Le pays avait été secoué le 5 avril 2023 par la mort d’un jeune homme de 26 ans, Andrea Papi, tué par une ourse dans le massif alpin en Italie. En Ariège, département où vivent la majorité des ours recensés, l'inquiétude règne. “Les ours n’ont plus peur de l’humain” affirme le président de la Fédération pastorale de l’Ariège. Lors de la visite en Italie de la délégation de l’Association pour la sauvegarde du patrimoine d’Ariège et des Pyrénées en mars 2024, les habitants ont alerté les Français : “agissez vite avant un drame!”. 

La cohabitation entre l’homme et l’ours, au point mort

L’augmentation de la population ursine ravive les tensions entre les partisans et les opposants à la présence de l’ours. Les événements du 5 mai 2018 sont encore dans les mémoires. 750 militants contre la réintroduction des ours avaient fait irruption - sans autorisation de manifester - à La-Bastide-de-Sérou et perturbé une réunion de militants écologistes. Des jets de pierre et des agressions avaient eu lieu. À cela s'ajoutent les morts suspectes d’ours, comme en avril 2020, lorsque le cadavre de Balou avait été retrouvé au fond d’un ravin côté espagnol, empoisonné à l’antigel. Désormais, c’est l’ours Goait qui inquiète. Le mâle dominant au nom signifiant “jeune garçon ou parrain” en Pallares (sous-dialecte catalan) a  semé la terreur chez les éleveurs espagnols et français. Lâché en 2016 depuis la Catalogne, il a déclenché à trois reprises le protocole “ours à problèmes”. L’ours est en effet téméraire : il s’attaque aux élevages et a même pénétré dans des bâtiments. Sauf que, depuis le 25 avril 2022, il est porté disparu. Mort naturelle ? Accident ? A-il été abattu ? Les raisons ne sont pas encore connues. Goait vient s’ajouter à la liste des sept ours portés disparus dans des conditions similaires dans les Pyrénées.

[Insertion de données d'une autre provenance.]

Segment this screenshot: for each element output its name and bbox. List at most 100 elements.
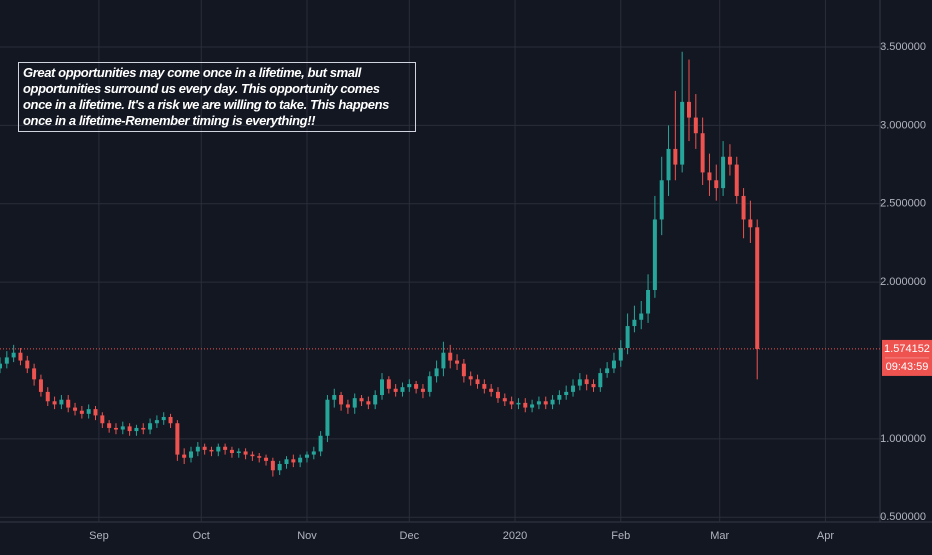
last-price-label: 1.574152 — [884, 343, 930, 355]
y-tick-label: 0.500000 — [880, 511, 926, 523]
candle-body — [366, 401, 371, 405]
candle-body — [591, 384, 596, 388]
candle-body — [748, 219, 753, 228]
candle-body — [550, 399, 555, 405]
candle-body — [127, 426, 132, 432]
candle-body — [189, 451, 194, 458]
candle-body — [714, 180, 719, 189]
candle-body — [557, 395, 562, 400]
candle-body — [461, 363, 466, 377]
candle-body — [680, 101, 685, 165]
candle-body — [100, 415, 105, 424]
candle-body — [161, 416, 166, 421]
x-tick-label: Dec — [400, 530, 420, 542]
candle-body — [25, 360, 30, 369]
candle-body — [427, 376, 432, 392]
candle-body — [45, 391, 50, 402]
x-tick-label: Apr — [817, 530, 834, 542]
candle-body — [659, 180, 664, 220]
candle-body — [120, 426, 125, 430]
candle-body — [639, 313, 644, 320]
candle-body — [420, 388, 425, 392]
candle-body — [666, 148, 671, 181]
candle-body — [270, 460, 275, 471]
candle-body — [113, 427, 118, 430]
candle-body — [209, 449, 214, 452]
candle-body — [393, 388, 398, 392]
candle-body — [250, 454, 255, 457]
candle-body — [291, 459, 296, 463]
candle-body — [236, 451, 241, 454]
candle-body — [448, 352, 453, 361]
candle-body — [693, 117, 698, 134]
candle-body — [536, 401, 541, 405]
candle-body — [284, 459, 289, 464]
candle-body — [727, 156, 732, 165]
candle-body — [605, 368, 610, 374]
candle-body — [632, 319, 637, 327]
candle-body — [414, 384, 419, 389]
candle-body — [38, 379, 43, 392]
y-tick-label: 1.000000 — [880, 433, 926, 445]
candle-body — [107, 423, 112, 428]
candle-body — [52, 401, 57, 405]
candle-body — [700, 133, 705, 173]
candle-body — [73, 407, 78, 411]
candle-body — [311, 451, 316, 455]
x-tick-label: Oct — [193, 530, 210, 542]
candle-body — [721, 156, 726, 189]
candle-body — [516, 402, 521, 405]
candle-body — [32, 368, 37, 380]
candle-body — [182, 454, 187, 458]
candle-body — [154, 420, 159, 424]
candle-body — [482, 384, 487, 389]
candle-body — [673, 148, 678, 165]
candle-body — [332, 395, 337, 400]
candle-body — [79, 410, 84, 414]
candle-body — [18, 352, 23, 361]
candle-body — [304, 454, 309, 458]
x-tick-label: Mar — [710, 530, 729, 542]
annotation: Great opportunities may come once in a l… — [18, 62, 416, 132]
candle-body — [400, 387, 405, 392]
candle-body — [652, 219, 657, 290]
candle-body — [168, 416, 173, 424]
candle-body — [686, 101, 691, 118]
candle-body — [257, 456, 262, 458]
y-tick-label: 2.000000 — [880, 276, 926, 288]
candle-body — [407, 384, 412, 388]
candle-body — [571, 385, 576, 392]
candle-body — [455, 360, 460, 364]
candle-body — [434, 368, 439, 377]
candle-body — [243, 451, 248, 455]
candle-body — [148, 423, 153, 430]
candle-body — [509, 401, 514, 405]
candle-body — [352, 398, 357, 408]
candle-body — [495, 391, 500, 399]
candle-body — [11, 352, 16, 358]
x-tick-label: Nov — [297, 530, 317, 542]
candle-body — [707, 172, 712, 181]
candle-body — [59, 399, 64, 405]
candle-body — [611, 360, 616, 369]
candle-body — [325, 399, 330, 436]
candle-body — [468, 376, 473, 380]
x-tick-label: Feb — [611, 530, 630, 542]
candle-body — [741, 195, 746, 220]
countdown-label: 09:43:59 — [886, 361, 929, 373]
candle-body — [134, 427, 139, 432]
candle-body — [318, 435, 323, 452]
candle-body — [373, 395, 378, 405]
candle-body — [0, 363, 2, 369]
candle-body — [543, 401, 548, 405]
candle-body — [202, 446, 207, 450]
candle-body — [598, 373, 603, 388]
candle-body — [441, 352, 446, 369]
candle-body — [386, 379, 391, 389]
candle-body — [216, 446, 221, 452]
candle-body — [229, 449, 234, 454]
candle-body — [298, 457, 303, 463]
candle-body — [264, 457, 269, 461]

Les ours, toujours plus nombreux, toujours plus consanguins 

Outre les disparitions non élucidées, la principale préoccupation pour Adet, l’association Pays de l’Ours, est l’augmentation de la consanguinité croissante chez les ours. “Tous les oursons nés en 2023 sont concernés, ainsi que la quasi-totalité des ours présents. Certains sont issus de parents et de grands-parents déjà eux-mêmes consanguins”, indique-t-elle. D’après l’association Pays de l’Ours, ce point crucial est occulté par le rapport de l'OFB. Comment faire entendre à des éleveurs à bout, que l'on continue de réintroduire des ours pour sauver l'espèce ? La situation est délicate, avec d’un côté, l’ours qui court à sa perte malgré tous les moyens mis en place pour sa sauvegarde. De l’autre, des éleveurs, démunis et traumatisés par les attaques et dont les préoccupations sont légitimes. Pas de consensus pour le moment. Les discussions  entre les défenseurs et les opposants à l'ours sont toujours dans l’impasse et les  intérêts des uns et des autres semblent  plus que jamais  irréconciliables.